Paper short abstract:
This paper examines how the global, national, and local articulate in the valuation of artworks. It unpacks the "global" by tracking how registers of local, national, and global are mobilized discursively and practically in the exhibition and sale of a group of artworks in a Mumbai gallery.
Paper long abstract:
This paper examines how the global, national, and local interact and articulate in the valuation of artworks in Mumbai, India. Following the call of this panel, I argue that one way to clarify and specify what is meant by the "global" in art worlds, is to track how different registers of local, national, and global are mobilized discursively and practically in the production, display, and circulation of artworks. Specifically, this paper takes the case of the local exhibition and sale of a group of artworks by modernist artist Maqbool Fida Husain, drawing from ethnographic fieldwork conducted in 2017-2019. It considers how the exhibition and sale in a Mumbai gallery of artworks by a globally branded and sold Indian artist happens via multiple scales and registers.

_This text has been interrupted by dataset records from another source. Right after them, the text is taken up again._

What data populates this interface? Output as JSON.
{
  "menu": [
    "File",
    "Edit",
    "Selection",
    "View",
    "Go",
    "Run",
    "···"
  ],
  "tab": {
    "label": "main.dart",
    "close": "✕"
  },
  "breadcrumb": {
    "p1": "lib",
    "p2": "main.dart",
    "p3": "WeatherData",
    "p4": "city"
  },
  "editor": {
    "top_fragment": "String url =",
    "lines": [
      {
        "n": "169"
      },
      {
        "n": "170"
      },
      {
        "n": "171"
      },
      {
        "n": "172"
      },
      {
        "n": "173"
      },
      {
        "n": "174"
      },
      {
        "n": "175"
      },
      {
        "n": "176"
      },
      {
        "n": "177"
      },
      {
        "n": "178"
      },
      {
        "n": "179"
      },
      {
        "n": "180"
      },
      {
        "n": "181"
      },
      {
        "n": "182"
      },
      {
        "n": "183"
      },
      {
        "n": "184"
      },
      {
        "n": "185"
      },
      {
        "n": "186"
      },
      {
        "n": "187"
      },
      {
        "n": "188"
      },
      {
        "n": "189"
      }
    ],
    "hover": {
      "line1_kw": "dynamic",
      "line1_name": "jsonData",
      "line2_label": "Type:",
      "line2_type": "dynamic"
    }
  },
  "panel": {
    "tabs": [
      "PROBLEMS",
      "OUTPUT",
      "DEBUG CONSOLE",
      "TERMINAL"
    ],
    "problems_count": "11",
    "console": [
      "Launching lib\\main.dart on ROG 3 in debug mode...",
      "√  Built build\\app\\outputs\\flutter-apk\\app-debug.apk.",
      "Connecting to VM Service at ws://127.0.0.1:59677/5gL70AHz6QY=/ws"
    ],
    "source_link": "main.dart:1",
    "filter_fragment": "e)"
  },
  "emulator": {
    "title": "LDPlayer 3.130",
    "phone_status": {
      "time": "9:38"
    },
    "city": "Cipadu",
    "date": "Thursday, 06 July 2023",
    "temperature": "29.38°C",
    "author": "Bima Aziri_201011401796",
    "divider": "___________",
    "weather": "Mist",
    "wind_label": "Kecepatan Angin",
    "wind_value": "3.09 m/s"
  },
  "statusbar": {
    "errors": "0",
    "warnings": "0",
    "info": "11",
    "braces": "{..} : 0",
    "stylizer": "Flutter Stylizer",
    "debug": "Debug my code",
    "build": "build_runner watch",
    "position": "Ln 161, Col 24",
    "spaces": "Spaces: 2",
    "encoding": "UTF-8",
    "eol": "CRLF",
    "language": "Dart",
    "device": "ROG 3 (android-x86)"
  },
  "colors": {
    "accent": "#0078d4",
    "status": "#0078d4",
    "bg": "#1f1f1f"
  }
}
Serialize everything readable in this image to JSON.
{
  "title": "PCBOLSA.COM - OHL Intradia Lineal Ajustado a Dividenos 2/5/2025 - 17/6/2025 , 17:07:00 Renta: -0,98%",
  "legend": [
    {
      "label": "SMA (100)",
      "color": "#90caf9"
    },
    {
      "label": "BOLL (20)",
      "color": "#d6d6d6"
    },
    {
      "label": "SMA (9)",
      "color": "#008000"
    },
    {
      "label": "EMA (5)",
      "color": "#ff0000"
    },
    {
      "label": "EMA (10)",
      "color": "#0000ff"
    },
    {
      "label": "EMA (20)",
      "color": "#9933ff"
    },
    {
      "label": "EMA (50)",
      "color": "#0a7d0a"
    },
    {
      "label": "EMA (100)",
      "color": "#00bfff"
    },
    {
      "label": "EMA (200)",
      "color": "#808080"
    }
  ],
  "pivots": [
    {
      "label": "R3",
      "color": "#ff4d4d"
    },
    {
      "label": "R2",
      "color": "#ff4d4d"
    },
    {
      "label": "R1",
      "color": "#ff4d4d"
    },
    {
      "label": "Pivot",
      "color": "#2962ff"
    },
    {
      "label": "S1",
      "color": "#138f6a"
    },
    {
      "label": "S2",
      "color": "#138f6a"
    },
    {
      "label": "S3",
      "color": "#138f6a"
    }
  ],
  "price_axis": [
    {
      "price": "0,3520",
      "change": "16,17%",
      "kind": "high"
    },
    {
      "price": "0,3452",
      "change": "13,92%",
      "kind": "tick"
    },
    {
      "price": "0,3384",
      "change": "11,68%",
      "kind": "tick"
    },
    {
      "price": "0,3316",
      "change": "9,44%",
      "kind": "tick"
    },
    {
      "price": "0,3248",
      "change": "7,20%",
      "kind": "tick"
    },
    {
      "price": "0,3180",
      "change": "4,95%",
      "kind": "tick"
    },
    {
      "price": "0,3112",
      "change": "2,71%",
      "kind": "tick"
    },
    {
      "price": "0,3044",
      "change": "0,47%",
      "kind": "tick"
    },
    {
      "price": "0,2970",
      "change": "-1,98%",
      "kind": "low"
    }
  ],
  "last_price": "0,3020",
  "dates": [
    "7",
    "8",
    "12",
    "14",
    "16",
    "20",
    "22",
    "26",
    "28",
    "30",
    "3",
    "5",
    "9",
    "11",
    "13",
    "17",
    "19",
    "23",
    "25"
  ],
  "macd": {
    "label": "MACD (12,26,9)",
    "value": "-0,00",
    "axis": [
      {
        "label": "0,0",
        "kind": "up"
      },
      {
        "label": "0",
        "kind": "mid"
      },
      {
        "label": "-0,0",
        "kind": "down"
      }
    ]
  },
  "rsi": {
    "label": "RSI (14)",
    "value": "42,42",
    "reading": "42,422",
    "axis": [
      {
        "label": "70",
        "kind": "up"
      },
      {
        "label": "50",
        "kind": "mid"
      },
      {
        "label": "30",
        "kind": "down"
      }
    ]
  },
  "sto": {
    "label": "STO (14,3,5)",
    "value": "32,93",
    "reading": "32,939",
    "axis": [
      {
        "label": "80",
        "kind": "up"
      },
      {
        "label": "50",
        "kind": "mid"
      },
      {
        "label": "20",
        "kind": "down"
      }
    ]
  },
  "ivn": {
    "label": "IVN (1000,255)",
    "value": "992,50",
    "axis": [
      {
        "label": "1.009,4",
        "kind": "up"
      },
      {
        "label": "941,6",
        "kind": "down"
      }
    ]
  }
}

These range from the mobilization of local (city-based) relationship networks, knowledge, resources, and histories; to national art histories and networks of collectors; to the global circulation and valuation of Husain's work over the last four decades via auction houses, exhibitions, media, scholarly writing, and Husain's own global mobility during his lifetime. The materiality of the artworks notwithstanding, what we find is that the "global"—histories, circulation, and promotion—of artworks and artists both enables extremely local mobility, circulation, and valuation in certain situations, while it hinders these processes in others.